Search code examples
xslt-2.0

unescape text for subsequent xslt 2 processing


I get an input file hosting elements like

<item>
<Description>
    Intro 1
    &lt;b&gt;Title&lt;/b&gt;
    Intro 2
    &lt;ul&gt;
    &lt;li&gt;item 1&lt;/li&gt;
    &lt;li&gt;&lt;b&gt;item 2&lt;/b&gt;&lt;/li&gt;
    &lt;/ul&gt;
    Finish
</Description>
</item>

I would like to create an xslt2 template or function converting this to a node() like

<item>
<Description>
    Intro 1
    <b>Title</b>
    Intro 2
    <ul>
    <li>item 1</li>
    <li><b>item 2</b></li>
    </ul>
    Finish
</Description>
</item>

to process it further.

Any recommendation how to achieve this?


Solution

  • David Carlisle implemented an HTML parser in XSLT 2, you can find it at https://github.com/davidcarlisle/web-xslt/blob/master/htmlparse/htmlparse.xsl and use it as e.g.

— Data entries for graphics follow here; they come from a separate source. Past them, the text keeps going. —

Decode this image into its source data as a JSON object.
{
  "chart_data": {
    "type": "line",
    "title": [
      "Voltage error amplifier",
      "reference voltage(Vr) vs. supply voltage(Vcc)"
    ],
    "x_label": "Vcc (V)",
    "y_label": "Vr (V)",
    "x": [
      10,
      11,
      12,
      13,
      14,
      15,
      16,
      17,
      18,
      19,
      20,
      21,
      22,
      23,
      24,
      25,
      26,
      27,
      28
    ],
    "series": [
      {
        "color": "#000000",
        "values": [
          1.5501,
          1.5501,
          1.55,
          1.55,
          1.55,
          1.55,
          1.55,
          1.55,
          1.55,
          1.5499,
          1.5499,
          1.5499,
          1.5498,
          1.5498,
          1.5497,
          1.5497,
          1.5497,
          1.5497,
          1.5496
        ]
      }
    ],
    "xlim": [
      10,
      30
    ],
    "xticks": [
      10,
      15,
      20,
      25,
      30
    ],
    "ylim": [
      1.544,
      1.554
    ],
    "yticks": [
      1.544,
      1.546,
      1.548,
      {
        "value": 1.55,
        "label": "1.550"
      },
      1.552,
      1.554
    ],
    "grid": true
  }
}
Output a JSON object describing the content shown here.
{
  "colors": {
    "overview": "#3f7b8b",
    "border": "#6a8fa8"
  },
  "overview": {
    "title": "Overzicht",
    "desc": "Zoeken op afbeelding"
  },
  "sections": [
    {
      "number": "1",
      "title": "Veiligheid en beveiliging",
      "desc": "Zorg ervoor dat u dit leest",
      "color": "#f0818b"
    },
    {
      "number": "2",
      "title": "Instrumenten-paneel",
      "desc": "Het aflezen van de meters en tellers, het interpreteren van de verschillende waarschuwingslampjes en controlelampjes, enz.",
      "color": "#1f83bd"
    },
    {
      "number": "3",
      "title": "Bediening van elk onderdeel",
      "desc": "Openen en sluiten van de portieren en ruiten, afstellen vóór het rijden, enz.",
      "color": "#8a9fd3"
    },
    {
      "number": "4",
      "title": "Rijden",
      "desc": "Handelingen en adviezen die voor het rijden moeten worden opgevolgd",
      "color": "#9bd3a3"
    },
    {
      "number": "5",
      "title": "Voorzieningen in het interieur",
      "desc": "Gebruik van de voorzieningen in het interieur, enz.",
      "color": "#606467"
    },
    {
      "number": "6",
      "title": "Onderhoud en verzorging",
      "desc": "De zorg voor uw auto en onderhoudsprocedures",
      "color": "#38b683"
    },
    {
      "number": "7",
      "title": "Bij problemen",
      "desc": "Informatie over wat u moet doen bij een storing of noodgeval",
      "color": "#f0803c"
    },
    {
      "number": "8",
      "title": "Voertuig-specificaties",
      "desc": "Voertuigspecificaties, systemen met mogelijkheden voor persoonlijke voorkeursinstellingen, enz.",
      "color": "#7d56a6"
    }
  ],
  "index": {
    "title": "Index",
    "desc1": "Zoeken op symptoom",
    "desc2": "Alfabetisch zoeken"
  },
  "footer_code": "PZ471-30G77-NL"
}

    <xsl:stylesheet xmlns:xsl="http://www.w3.org/1999/XSL/Transform"
        xmlns:xs="http://www.w3.org/2001/XMLSchema"
        xmlns:d="data:,dpc"
        exclude-result-prefixes="#all"
        version="3.0">
        
      <xsl:import href="https://github.com/davidcarlisle/web-xslt/raw/master/htmlparse/htmlparse.xsl"/>
    
      <xsl:mode on-no-match="shallow-copy"/>
    
      <xsl:template match="Description">
          <xsl:copy>
              <xsl:apply-templates select="d:htmlparse(., '', true())/node()"/>
          </xsl:copy>
      </xsl:template>
      
    </xsl:stylesheet>
    

    to get a result like

    <item>
    <Description>
        Intro 1
        <b>Title</b>
        Intro 2
        <ul>
        <li>item 1</li>
        <li><b>item 2</b></li>
        Finish
    </ul></Description>
    

    If the input were well-formed XML you could also use XSLT 3/XPath 3's parse-xml-fragment function but without the closing </ul> your sample can't be parsed as XML.